Comment From: gfyoung

@strazdinsg : Thanks for reporting this! For starters, I should point out that datetime64[10ms] is an unusual frequency from our point of view. We largely operate in datetime64[ns]. Thus, I suspect something went funny when we encountered that frequency.

In fact, if you pass in dtype="datetime64[ns]", everything looks OK (though not rounded as you had hoped). What I would suggest (as a workaround) is to recast your timestamps to datetime64[ns] before assigning the column.
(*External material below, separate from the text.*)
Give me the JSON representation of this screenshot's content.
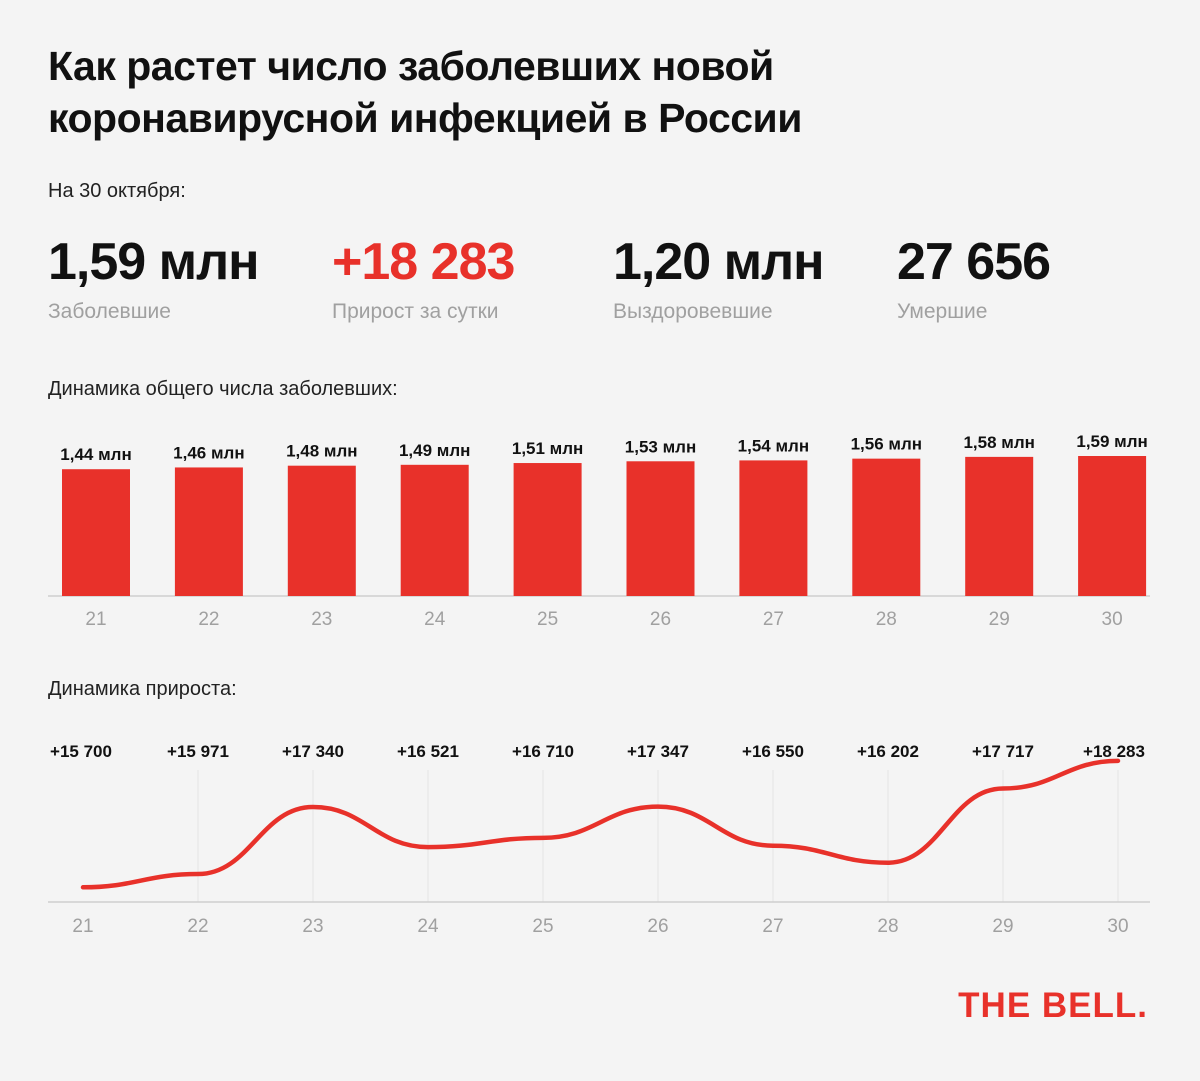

Given the unusual nature of the frequency, I'm hesitant to classify as a bug, though we should be able to better handle such an input than silently "break" like this I think.

Comment From: jreback

there is an open issue about this already

Comment From: jreback

https://github.com/pandas-dev/pandas/issues/7996

much more idiomatic to simply do:

In [16]: # We create a list of strings. 
    ...: time_str_arr = ['2017-06-30T13:51:15.854', '2017-06-30T13:51:16.250',
    ...:                 '2017-06-30T13:51:16.452', '2017-06-30T13:51:16.659']
    ...: 

In [17]: pd.to_datetime(time_str_arr).floor('10ms')
Out[17]: DatetimeIndex(['2017-06-30 13:51:15.850000', '2017-06-30 13:51:16.250000', '2017-06-30 13:51:16.450000', '2017-06-30 13:51:16.650000'], dtype='datetime64[ns]', freq=None)

numpy in general is not very friendly to any kind of non-standard datetimes. That said pandas should actually convert these non-ns dtypes.

Comment From: strazdinsg

Thanks for an elegant solution @jreback !

Comment From: abhimanyu3-zz

can we convert this to general timestamp... I am not able to do that and when i am applying groupby on this time stamp its not working..I am not even able to sort my columns and i am having millions of observation:- 2018-08-26T14:05:31.000Z The reason i am trying to sort it because i want to get a time series. I just want my time to be 14:05:31 which is general pd.datetime and on which i can perform groupby or sort whatever i want.

I will really appreciate your help @jreback

Comment From: jeybrahms

This issue is not limited to exotic types, e.g. it applies to datetime64[D], and it has nothing to do with formatting. The issue appears to be that the resolution changes to ns when a numpy array gets stored in a DataFrame or Series. Here is an example:

make [D] array

In [194]: x = np.array(['2018-01-03'], dtype='datetime64[D]')

put it into pd.Series and extract the values

In [195]: y = pd.Series(x).values

note the dtype has changed to [ns]

In [196]: y.dtype Out[196]: dtype('<M8[ns]')

turns out x and y arrays are not interchangeable. This creates subtle bugs in cython code.

In [197]: x.view('int') == y.view('int') Out[197]: array([False])

Comment From: TomAugspurger

@jeybrahms pandas only supports nanosecond-precision datetimes currently.